Bir dönem Yargıçlar Sendikası başkanlığı da yapmış olan Avukat Mustafa Karadağ da “Bekçiler düzenlemesine baktığımızda tamamen siyasi bir görüş ortaya konduğunu, hukukun hiçe sayıldığını görüyoruz” diyor.
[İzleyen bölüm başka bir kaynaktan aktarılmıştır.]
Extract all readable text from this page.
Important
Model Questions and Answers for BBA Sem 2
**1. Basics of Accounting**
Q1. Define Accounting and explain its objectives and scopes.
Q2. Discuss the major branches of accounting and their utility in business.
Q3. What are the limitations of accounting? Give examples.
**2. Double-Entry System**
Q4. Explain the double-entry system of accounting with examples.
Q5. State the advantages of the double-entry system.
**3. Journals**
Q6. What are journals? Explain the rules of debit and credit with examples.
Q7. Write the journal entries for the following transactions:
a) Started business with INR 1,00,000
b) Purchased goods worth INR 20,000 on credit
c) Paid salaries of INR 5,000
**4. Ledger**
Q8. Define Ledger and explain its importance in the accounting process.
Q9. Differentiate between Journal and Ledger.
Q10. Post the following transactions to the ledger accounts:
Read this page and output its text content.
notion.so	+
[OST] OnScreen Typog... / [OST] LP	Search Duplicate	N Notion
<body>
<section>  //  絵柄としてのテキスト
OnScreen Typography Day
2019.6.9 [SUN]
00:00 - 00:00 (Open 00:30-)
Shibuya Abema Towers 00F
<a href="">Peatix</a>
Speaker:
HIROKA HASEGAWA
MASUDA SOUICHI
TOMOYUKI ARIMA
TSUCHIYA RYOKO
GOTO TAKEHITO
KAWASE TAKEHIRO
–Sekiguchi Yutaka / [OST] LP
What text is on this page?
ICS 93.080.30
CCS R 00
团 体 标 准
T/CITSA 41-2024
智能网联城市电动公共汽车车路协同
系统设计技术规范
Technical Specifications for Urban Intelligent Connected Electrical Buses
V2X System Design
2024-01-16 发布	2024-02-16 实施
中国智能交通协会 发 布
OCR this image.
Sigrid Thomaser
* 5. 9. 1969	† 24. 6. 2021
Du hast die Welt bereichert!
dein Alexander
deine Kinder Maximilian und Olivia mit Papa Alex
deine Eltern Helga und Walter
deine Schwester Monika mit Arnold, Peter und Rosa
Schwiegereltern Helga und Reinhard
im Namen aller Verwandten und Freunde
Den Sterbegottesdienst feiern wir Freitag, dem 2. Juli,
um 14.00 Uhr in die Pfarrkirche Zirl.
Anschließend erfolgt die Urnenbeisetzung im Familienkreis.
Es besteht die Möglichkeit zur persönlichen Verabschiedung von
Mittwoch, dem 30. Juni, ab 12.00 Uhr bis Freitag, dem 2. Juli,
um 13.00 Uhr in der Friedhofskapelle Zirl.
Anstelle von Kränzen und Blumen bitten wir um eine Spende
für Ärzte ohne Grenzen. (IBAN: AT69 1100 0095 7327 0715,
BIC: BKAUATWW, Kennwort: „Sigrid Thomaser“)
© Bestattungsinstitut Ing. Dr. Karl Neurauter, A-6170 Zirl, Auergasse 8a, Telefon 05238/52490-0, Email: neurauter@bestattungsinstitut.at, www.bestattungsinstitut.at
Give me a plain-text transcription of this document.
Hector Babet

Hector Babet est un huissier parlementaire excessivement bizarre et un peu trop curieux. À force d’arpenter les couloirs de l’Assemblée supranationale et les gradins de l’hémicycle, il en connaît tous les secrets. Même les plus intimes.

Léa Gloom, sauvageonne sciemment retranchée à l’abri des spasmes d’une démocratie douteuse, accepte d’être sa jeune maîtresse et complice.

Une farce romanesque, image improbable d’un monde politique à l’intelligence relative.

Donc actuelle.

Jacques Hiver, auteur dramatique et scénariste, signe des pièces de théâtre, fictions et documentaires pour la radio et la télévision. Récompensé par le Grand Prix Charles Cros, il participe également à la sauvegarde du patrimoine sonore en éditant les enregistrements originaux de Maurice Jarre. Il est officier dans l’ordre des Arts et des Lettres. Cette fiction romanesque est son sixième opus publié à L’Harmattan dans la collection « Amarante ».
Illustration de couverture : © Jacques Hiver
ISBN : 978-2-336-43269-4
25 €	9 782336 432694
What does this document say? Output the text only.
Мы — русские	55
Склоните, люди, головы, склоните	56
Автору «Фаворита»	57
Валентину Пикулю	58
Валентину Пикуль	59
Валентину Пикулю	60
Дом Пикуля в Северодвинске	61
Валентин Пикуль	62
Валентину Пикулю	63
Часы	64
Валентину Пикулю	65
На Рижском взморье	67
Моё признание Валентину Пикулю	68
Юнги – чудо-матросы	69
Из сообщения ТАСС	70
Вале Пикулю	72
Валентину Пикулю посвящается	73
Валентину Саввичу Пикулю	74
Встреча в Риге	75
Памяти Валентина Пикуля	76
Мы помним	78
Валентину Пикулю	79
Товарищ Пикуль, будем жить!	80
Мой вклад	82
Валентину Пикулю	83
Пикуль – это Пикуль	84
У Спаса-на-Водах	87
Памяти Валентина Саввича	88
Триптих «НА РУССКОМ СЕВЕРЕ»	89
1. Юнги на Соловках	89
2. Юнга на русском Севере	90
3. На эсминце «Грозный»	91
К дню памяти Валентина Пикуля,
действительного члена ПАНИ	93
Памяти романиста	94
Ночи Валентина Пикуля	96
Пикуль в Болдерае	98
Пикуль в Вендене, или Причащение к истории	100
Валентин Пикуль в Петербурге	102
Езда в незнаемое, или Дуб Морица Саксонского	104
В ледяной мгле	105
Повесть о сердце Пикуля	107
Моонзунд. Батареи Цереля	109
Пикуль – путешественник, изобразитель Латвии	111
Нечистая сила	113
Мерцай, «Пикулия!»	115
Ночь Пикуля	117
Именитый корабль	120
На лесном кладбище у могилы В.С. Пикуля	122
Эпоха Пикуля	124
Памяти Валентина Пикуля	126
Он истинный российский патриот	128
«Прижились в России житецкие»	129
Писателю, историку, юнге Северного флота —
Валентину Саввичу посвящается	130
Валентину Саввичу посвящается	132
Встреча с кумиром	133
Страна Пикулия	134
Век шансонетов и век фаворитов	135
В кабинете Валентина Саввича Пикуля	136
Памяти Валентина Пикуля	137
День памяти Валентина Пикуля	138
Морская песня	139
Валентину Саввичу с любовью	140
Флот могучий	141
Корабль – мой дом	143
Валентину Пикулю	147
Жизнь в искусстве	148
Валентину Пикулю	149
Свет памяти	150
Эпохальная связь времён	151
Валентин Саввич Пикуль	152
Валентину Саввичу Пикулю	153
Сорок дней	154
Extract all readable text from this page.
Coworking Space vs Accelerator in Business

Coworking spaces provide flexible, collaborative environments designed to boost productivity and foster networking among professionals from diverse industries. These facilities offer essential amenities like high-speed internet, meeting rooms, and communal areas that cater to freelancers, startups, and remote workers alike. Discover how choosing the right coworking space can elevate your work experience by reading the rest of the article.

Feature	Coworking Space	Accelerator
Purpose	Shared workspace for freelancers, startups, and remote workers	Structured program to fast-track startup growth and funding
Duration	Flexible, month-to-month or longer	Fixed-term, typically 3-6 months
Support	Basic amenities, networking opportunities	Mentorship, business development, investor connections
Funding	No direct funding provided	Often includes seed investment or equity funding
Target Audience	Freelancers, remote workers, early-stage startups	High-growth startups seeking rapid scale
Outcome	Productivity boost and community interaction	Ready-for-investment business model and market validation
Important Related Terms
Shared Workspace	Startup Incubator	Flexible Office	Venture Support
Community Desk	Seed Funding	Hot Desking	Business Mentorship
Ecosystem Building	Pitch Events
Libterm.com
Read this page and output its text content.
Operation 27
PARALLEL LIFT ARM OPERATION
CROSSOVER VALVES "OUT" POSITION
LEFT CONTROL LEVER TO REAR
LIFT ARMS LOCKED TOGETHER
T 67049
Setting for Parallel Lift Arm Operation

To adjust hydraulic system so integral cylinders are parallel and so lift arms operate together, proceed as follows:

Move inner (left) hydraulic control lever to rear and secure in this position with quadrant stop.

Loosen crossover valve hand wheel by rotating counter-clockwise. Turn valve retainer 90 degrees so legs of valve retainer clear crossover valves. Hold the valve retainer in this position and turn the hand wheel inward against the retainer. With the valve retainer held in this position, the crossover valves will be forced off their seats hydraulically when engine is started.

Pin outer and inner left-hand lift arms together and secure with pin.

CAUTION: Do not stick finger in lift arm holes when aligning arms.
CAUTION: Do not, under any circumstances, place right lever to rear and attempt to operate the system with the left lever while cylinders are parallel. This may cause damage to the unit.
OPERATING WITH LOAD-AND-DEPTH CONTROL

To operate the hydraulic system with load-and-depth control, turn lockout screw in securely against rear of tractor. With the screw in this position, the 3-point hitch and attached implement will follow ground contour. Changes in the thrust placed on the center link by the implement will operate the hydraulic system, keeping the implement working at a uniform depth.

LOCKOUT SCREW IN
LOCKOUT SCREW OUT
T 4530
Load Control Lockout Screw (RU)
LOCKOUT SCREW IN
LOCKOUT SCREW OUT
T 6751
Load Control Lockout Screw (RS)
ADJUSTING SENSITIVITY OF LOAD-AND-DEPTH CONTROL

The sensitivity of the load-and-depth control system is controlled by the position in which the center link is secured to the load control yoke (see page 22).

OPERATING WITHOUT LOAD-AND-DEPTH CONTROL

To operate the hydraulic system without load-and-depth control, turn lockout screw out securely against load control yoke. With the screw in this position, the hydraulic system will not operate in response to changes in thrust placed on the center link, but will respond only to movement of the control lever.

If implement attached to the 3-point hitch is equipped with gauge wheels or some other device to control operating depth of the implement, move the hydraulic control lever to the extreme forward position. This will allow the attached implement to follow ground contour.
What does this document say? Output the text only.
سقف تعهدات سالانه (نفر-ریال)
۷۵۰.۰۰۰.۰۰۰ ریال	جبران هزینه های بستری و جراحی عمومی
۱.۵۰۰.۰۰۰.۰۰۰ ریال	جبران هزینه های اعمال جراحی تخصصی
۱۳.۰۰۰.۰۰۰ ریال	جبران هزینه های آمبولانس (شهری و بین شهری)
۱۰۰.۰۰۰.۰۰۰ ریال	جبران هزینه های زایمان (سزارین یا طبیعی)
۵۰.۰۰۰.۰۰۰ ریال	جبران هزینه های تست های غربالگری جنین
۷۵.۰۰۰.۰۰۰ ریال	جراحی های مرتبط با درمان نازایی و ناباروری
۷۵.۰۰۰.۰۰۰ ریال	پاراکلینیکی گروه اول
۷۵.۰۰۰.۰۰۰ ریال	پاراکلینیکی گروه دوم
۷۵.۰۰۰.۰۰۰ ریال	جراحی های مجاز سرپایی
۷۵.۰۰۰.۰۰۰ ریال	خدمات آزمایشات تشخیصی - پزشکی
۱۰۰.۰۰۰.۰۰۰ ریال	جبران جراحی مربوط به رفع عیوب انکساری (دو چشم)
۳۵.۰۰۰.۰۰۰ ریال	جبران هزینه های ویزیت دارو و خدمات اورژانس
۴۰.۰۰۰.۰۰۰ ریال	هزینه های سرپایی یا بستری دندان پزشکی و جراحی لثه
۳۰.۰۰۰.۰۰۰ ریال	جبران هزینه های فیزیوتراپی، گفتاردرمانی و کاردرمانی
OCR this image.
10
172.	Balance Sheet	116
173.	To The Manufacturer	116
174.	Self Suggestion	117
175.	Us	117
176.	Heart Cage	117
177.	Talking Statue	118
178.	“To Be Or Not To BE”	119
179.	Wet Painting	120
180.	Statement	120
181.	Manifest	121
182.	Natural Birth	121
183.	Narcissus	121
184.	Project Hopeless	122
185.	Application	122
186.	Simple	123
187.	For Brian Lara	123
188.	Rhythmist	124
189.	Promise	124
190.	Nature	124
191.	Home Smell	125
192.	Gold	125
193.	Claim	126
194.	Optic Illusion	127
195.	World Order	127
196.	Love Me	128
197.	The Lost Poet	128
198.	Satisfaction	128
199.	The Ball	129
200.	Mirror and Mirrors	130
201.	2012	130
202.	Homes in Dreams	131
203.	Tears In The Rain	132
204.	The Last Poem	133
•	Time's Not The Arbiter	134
Karadağ, silahı nerde ve nasıl kullanacağını bilmeyen binlerce gencin Türkiye’de ‘kamu düzeni’ adına tehlikeli işlere girişebileceğinden yakınıyor Karadağ, değerlendirme yeteneğinden yoksun insanların eline silah verilmesinin tehlikeli olduğuna işaret ediyor.

AKP: Eleştiriler temelsiz ve art niyetli

AKP ise bekçiler düzenlemesine ilişkin eleştirileri "temelsiz ve art niyetli” görüyor. TBMM Genel Kurulunda konuşan AKP'li Kemal Çelik, bekçilerin Türkiye'de "iç güvenliğin sağlanmasında” temel rol oynayacağını söyledi.

AKP'li Mustafa Dülger de bekçilerin keyfi davranmayacağı konusunda herkesin içinin rahat olması gerektiğini savunarak "Polise yardımcı olan bekçiler, başına buyruk hareket etmeyecek. Nasıl keyfi hareket eden polislere de disiplin kuralları uygulanıyorsa onlara da uygulanacak. Her kurumda görevin gereklerinin yerine getirilmesi esastır. Art niyetli eleştirileri kabul etmiyoruz” şeklinde konuştu.

Bekçilere güçlü bir eğitim verileceğini söyleyen Dülger, "bekçiler düzenlemesinin tamamen polislere kolaylık olsun, mahalle güvenliğinde sıkıntı çıkmaması için gündeme getirildiğini ifade etti.